Dann lese ich, wie Thomas Pleil mit einiger Verwunderung die Änderung in seinem eigenen Medienverhalten wahrnimmt:
"Ich blogge zwar viel weniger, aber die anderen Kanäle nutze bzw. bediene ich dennoch. Böse könnte man sagen: Informationshappen statt Reflexion. Höflicher ausgedrückt: Die Orientierungsfunktion scheint beständiger zu sein. Alles hat eben seine Zeit."
Hier stellt also jemand, der sich intensiv mit Mediennutzung und Kommunikation auseinandersetzt (und zwar als Lehrender in dem Bereich), dass die intensive Arbeit mit Texten abnimmt, während das schnelle Verarbeiten kleiner Stücke von Text und Gedanken immer mehr an Bedeutung gewinnt - dass also die Kontextualisierung der vielen kleinen Schnipsel und Brocken gleichsam fließend während der Verarbeitung im eigenen Kopf und im Austausch mit anderen geschieht, und weniger, indem lange Texte gelesen oder erzeugt werden.

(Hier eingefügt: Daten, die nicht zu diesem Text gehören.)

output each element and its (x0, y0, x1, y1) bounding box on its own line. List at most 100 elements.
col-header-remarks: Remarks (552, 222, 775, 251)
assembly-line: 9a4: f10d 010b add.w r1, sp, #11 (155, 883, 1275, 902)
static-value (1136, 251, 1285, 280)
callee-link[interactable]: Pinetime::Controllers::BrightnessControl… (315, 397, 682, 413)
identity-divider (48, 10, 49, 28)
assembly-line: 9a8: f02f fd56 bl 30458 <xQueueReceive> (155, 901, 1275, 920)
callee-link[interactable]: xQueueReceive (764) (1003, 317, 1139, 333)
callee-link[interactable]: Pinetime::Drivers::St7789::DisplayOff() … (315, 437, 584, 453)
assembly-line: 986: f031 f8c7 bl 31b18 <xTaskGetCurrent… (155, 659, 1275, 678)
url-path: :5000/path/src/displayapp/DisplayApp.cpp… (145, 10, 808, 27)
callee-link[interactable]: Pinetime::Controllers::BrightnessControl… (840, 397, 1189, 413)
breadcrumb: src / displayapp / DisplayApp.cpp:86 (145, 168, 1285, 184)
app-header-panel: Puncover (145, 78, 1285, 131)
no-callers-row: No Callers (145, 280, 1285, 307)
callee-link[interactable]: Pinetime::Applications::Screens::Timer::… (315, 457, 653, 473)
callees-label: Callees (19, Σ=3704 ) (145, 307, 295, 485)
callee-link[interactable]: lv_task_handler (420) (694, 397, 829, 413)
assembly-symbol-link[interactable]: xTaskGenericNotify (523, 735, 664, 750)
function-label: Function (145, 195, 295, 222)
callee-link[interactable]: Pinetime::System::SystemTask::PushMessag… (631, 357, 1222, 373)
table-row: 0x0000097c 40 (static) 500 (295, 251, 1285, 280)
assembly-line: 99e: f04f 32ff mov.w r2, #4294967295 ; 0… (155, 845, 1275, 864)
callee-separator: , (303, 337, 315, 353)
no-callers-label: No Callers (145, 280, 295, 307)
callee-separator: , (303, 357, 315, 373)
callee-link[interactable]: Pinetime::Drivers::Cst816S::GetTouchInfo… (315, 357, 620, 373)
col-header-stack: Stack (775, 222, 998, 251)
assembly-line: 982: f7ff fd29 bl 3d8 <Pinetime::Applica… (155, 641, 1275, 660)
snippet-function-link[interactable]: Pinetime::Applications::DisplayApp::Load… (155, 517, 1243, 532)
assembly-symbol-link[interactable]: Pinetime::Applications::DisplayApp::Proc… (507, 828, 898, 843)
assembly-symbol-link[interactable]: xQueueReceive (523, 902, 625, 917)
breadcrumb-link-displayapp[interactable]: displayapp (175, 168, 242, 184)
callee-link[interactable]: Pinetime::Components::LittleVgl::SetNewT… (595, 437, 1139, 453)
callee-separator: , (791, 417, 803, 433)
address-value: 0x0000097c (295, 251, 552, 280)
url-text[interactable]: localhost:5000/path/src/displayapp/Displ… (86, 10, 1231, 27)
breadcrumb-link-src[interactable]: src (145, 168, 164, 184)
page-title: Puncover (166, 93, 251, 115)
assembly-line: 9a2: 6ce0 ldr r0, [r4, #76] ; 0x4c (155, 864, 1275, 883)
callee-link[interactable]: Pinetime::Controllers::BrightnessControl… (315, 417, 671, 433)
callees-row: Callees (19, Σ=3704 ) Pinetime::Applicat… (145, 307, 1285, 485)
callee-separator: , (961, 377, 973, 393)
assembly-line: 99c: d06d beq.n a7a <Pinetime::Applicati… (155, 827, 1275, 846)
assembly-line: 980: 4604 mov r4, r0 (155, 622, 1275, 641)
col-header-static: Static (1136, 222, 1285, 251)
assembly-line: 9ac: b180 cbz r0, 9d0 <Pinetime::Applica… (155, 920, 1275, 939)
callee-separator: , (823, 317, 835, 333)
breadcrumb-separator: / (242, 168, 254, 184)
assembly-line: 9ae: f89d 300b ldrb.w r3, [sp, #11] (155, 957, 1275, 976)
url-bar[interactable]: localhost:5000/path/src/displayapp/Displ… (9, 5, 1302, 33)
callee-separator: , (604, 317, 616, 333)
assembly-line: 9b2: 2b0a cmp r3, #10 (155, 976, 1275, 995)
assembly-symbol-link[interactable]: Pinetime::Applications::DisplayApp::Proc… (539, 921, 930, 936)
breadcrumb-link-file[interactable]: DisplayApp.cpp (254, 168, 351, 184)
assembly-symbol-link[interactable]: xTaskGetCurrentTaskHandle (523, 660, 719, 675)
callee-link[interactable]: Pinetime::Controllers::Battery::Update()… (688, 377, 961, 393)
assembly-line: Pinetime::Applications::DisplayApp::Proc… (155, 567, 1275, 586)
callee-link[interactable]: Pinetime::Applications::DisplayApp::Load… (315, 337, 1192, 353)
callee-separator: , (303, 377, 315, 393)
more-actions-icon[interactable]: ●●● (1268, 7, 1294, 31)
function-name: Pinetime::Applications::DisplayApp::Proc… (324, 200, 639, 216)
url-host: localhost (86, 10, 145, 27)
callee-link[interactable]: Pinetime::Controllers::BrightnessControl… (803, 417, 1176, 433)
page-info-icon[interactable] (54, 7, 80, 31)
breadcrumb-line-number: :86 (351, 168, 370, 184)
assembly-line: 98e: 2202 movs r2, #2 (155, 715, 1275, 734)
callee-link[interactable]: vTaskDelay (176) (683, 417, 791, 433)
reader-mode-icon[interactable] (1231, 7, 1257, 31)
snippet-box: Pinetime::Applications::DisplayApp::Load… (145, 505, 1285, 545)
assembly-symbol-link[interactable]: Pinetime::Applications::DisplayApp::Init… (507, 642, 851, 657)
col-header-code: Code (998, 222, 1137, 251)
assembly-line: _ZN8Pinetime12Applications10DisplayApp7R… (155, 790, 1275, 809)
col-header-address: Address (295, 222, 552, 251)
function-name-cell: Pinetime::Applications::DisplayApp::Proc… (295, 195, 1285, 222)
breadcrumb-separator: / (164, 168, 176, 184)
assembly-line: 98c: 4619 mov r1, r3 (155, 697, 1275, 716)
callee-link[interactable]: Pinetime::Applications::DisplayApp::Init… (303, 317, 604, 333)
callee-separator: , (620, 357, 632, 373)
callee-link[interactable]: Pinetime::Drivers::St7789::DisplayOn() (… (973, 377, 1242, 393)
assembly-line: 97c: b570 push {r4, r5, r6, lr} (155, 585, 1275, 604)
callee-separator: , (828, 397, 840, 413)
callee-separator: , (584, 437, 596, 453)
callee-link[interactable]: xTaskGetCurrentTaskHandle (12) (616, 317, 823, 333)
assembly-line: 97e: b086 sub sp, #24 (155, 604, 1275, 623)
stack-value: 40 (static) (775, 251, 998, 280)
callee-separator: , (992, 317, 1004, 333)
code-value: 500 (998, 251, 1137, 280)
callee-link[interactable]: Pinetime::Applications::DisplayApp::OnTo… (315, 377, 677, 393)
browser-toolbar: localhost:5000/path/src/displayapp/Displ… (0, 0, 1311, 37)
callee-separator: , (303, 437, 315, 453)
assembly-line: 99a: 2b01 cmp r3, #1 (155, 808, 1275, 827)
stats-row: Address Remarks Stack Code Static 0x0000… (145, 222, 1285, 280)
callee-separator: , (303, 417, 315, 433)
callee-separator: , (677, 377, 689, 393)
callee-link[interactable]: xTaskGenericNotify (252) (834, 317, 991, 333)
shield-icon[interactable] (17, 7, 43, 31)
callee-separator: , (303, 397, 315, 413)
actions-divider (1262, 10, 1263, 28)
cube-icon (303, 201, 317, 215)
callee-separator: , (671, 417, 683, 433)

Und dann habe ich - dank Hinweis von Martin Recke - diesen Blogeintrag zum Thema "Veränderung der Kommunikation durch das Web gefunden. Am Anfang geht es sehr lange um irgendeinen Blogskandal der Nachrichtenagentur AP - ich habe grade nicht die Zeit zu recherchieren, um was es da geht - aber richtig interessant wird es aber der Stelle "Here’s why I think this is all such a mess ...". Denn dort schreibt der Autor über den Gegensatz zwischen "tiefem Lesen" und der Informationsaufnahme durch "vernetztes Umherspringen". Und er erkennt, dass er allein deshalb viel weniger lange Texte aufnimmt, weil er zu beschäftigt damit ist, zwischen den verschiedenen Gedankengängen und Strömen im Netz umherzuspringen, um irgendwie herauszufinden, wie diese vernetzten Gedankenenwicklungen eigentlich funktionieren.
Und damit ist er wieder bei David Weinberger: David vermutet am Ende seines Buches, dass wir letztlich grade dabei sind, eine neue Art Wissen zu erzeugen. Eine Art Wissen, die nicht im Kopf jedes einzelnen stattfindet, sondern als kollektive Diskussion, die in der Gemeinschaft zwischen uns ensteht. Wissen ist nicht mehr die Aufgabe jedes einzelnen Gedankenprozesses, sondern es ist etwas, das wir künftig nur noch im gemeinsamen Austausch erzeugen und entwickeln können.
An einer Stelle in seinem Buch beschreibt David W., wie Kinder heute ihre Hausaufgaben machen: sie haben den Rechner an und jede Menge Messenger offen, und tauschen sich mit lauter anderen Kindern aus, während sie ihre Aufgaben lösen. Die Prüfungen jedoch müssen sie ganz allein durchstehen - obwohl sie sich längst daran gewöhnt haben, dass Wissen eine kollektive Angelegenheit ist.